Palomas y gaviotas (casa de la calle San Francisco de Asis en Santa Cruz):

[…] Sus escenarios preferidos eran las cocinas, la del piso alto y, especialmente, la del bajo. Estas dos cocinas de la casa de Santa Cruz venían a ser como la más clara expresión del difícil equilibrio entre lo urbano y lo rural que siempre mantuvo la familia. La de arriba con mosaicos blancos y una cocina grande de petróleo esmaltada en igual color servía para los trabajos ordinarios, y también para la fina
confitería. La de abajo era otra cosa, cocina de leña o carbón, enladrillada de rojo, se utilizaba para tostar café y asar castañas, para ahumar los jamones caseros o poner a secar los chorizos. Sus días de gloria coincidían con las matanzas de cochinos en las fincas; un colmenar de criadas y medianeras que, bajo la la madre, abeja reina, se afanaba en obtener una manteca como la nieve, en apretar la pasta de las morcillas o de los chorizos en el interior de las tripas, en modelar un queso con el menudillo de la cabeza, y hasta en pasar una plancha hirviente sobre el azúcar derretida en torno a los cuartos traseros del rollizo animal. Entonces Pichichi se olvidaba de sus travesuras y con el rabo tieso, aleta de tiburón y maullidos impacientes, se hacía servir como buen gourmet, un poco de cada plato. A mí no me gustaba aquella carnicería que hería la sensibilidad infantil como tampoco la visión de los cabritos descuerados y con los ojos saltones. Entonces me acordaba como nunca de una vecinita poco mayor que yo pero más espigada y responsable… ¡Juanela! ¡Quiero ir con Juanela! Colgado de su mano el corto paseo por el barrio que terminaba frecuentemente en las inmediaciones del Mercado para ver pasar los tranvías. […]
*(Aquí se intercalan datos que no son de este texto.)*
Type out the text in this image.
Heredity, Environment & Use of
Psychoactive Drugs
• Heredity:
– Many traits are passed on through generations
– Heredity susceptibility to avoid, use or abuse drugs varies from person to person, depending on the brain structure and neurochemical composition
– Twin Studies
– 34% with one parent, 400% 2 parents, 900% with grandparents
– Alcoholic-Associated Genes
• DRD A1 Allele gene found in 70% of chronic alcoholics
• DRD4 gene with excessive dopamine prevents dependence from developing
Buscando en el limo (Casa de la calle del Calvario en Tacoronte):

[…] Los racimos, las vendimias, los mostos: días rituales, la madre marcando con la tijera los racimos más maduros, las mujeres llenando con cuidados los cestos de mano, que luego los hombres sacudían con energía en los grandes canastos que pronto rezumaban el licor untuoso. Por esos días se abría la casa grande y almorzaban en el comedor los dueños, medianeros, amigos y criados. Todos en torno a una tosca y larga mesa vestida con un mantel a rayas rojas. Al centro de ellan dos lebrillos, uno con pescado salado y mojo rojo, y otro con gofio amasado. Cada uno cogía su papa la pelaba, la mojaba en el picante condimento al tiempo que con el tenedor o cuchillo se llevaba un trozo de condute. Y con esto y poco más, higos pasados, queso blanco y uvas a todo pasto, concluía la comida de aquellas gentes de campo para quienes parece que fue inventada la palabra austeridad. […] La casa del noble portalón de piedra de la orgullosa puerta labrada por uno de los mejores ebanistas de las islas, el mosaico levantino de San Juan Bautista de esmaltes tan limpios y translúcidos que parecen que les han pasado una esponja mojada, las ocho ventanas al exterior, a la Calle del Calvario, y las otras tantas abiertas al huerto circundante, las paredes color teja, dio en declinar inexorablemente. Ni siquiera tuvo tiempo para contarnos su antigua condición de Museo Antropológico que guardaba una momia de una aparente juventud y belleza tales, que el pueblo no sólo le dio el nombre de princesa, sino que no se asombró de que muchos mozos se enamoraran de ella y hasta algunos murieran de amor. Tampoco dijo nada de sus tiempos de escuela de dibujo y música, bulliciosa y alegre en compañía de los niños. Terminados los veraneos en ella, aún se abría algún día para las vendimias, para la procesión del Viernes Santo, para la fiesta de Santa Catalina. Un día entraron los albañiles, se llevaron la noble escalera y construyeron tabiques divisorios, escalinatas irregulares, cuartos de baño y cocinas a todo pasto hasta convertirla en Cuartel de la Guardia Civil. Al cabo de los años volvió la casa a la familia pero ya como caserón con aires de ciudadela que pronto fue a la ruina. […]

*La autoría de este texto y la recopilación de las recetas es de Ana y Liti, dos de sus nietas.